Mercer, a neighbor of Schoeni and his wife Gretchen, has also launched the A2A3 Relay Team, a group of six women planning to swim the English Channel this summer and raise $120,000 for ALS research.
“Honestly, I wasn’t too sure about the Box Car Derby – I’d never gone to anything like it,” she says. “But, I’m so glad we decided to participate. Watching the faces of the kids, particularly my own, speeding down that hill – it’s priceless. And, the guys in the fraternity are phenomenal, they really add to the fun.”
Hill, an environmental attorney who earned his law degree from Widener University School of Law in Wilmington, Del., worked for seven years at Esperion Therapeutics in his native Ann Arbor, where he met Lowenschuss.

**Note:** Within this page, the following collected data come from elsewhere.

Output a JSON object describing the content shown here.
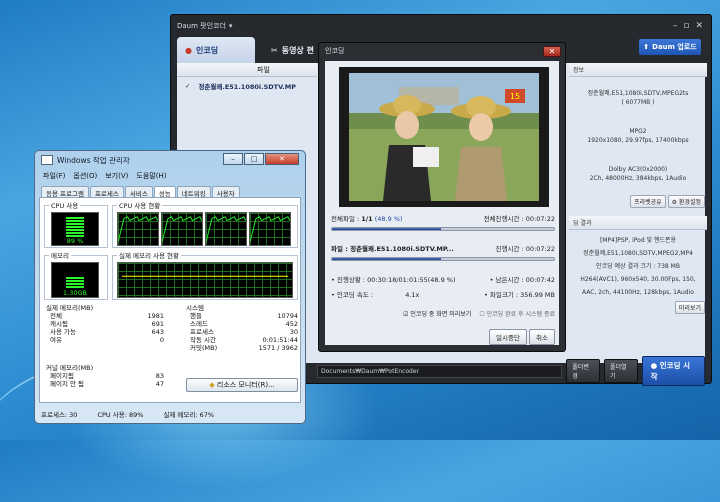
{
  "daum": {
    "title": "Daum 팟인코더",
    "tab_encoding": "인코딩",
    "tab_video": "동영상 편",
    "upload": "Daum 업로드",
    "col_file": "파일",
    "file_name": "정춘월쾌.E51.1080i.SDTV.MP",
    "info_header": "정보",
    "info_file": "정춘월쾌,E51,1080i,SDTV,MPEG2ts",
    "info_size": "( 6077MB )",
    "info_video1": "MPG2",
    "info_video2": "1920x1080, 29.97fps, 17400kbps",
    "info_audio1": "Dolby AC3(0x2000)",
    "info_audio2": "2Ch, 48000Hz, 384kbps, 1Audio",
    "btn_share": "프라벳공유",
    "btn_env": "환경설정",
    "result_header": "딩 결과",
    "result_lines": [
      "[MP4]PSP, iPod 및 핸드폰용",
      "정춘월쾌,E51,1080i,SDTV,MPEG2,MP4",
      "인코딩 예상 결과 크기 : 738 MB",
      "H264(AVC1), 960x540, 30.00Fps, 150,",
      "AAC, 2ch, 44100Hz, 128kbps, 1Audio"
    ],
    "btn_preview": "미리보기",
    "path": "Documents₩Daum₩PotEncoder",
    "btn_change": "폴더변경",
    "btn_open": "폴더열기",
    "btn_start": "인코딩 시작"
  },
  "enc": {
    "title": "인코딩",
    "overlay_num": "15",
    "total_file_label": "전체파일 :",
    "total_file_val": "1/1",
    "total_pct": "(48.9 %)",
    "total_time_label": "전체진행시간 :",
    "total_time": "00:07:22",
    "total_progress": 0.489,
    "file_label": "파일 : 정춘월쾌.E51.1080i.SDTV.MP...",
    "elapsed_label": "진행시간 :",
    "elapsed": "00:07:22",
    "file_progress": 0.489,
    "status_label": "• 진행상황 :",
    "status_val": "00:30:18/01:01:55(48.9 %)",
    "remain_label": "• 남은시간 :",
    "remain_val": "00:07:42",
    "speed_label": "• 인코딩 속도 :",
    "speed_val": "4.1x",
    "size_label": "• 파일크기 :",
    "size_val": "356.99 MB",
    "chk_preview": "인코딩 중 화면 미리보기",
    "chk_shutdown": "인코딩 완료 후 시스템 종료",
    "btn_pause": "일시중단",
    "btn_cancel": "취소"
  },
  "tm": {
    "title": "Windows 작업 관리자",
    "menu": [
      "파일(F)",
      "옵션(O)",
      "보기(V)",
      "도움말(H)"
    ],
    "tabs": [
      "응용 프로그램",
      "프로세스",
      "서비스",
      "성능",
      "네트워킹",
      "사용자"
    ],
    "cpu_usage": "CPU 사용",
    "cpu_pct": "89 %",
    "cpu_history": "CPU 사용 현황",
    "mem": "메모리",
    "mem_val": "1.30GB",
    "mem_history": "실제 메모리 사용 현황",
    "phys_head": "실제 메모리(MB)",
    "phys_rows": [
      [
        "전체",
        "1981"
      ],
      [
        "캐시됨",
        "691"
      ],
      [
        "사용 가능",
        "643"
      ],
      [
        "여유",
        "0"
      ]
    ],
    "sys_head": "시스템",
    "sys_rows": [
      [
        "핸들",
        "10794"
      ],
      [
        "스레드",
        "452"
      ],
      [
        "프로세스",
        "30"
      ],
      [
        "작동 시간",
        "0:01:51:44"
      ],
      [
        "커밋(MB)",
        "1571 / 3962"
      ]
    ],
    "kern_head": "커널 메모리(MB)",
    "kern_rows": [
      [
        "페이지됨",
        "83"
      ],
      [
        "페이지 안 됨",
        "47"
      ]
    ],
    "res_btn": "리소스 모니터(R)...",
    "status_proc": "프로세스: 30",
    "status_cpu": "CPU 사용: 89%",
    "status_mem": "실제 메모리: 67%"
  }
}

Long been committed to charity work through activities and community building, he has worked with Habitat for Humanity, run marathons, and skied across Michigan to raise support for people in need.
“I feel honored to be able to help with the Derby for the same reasons I enjoy working with A2A3 throughout the rest of the year – the group’s compassionate spirit is nearly intoxicating, and A2A3’s ability to take a serious disease head on while still making it fun for families and kids throughout the community is unique,” he says. “Each of our events are rewarding for all involved. We know our efforts are focused on finding a cure for this terrible disease and we’re proud that the way we’ve chosen to do that provides hope and shows compassion for those affected.”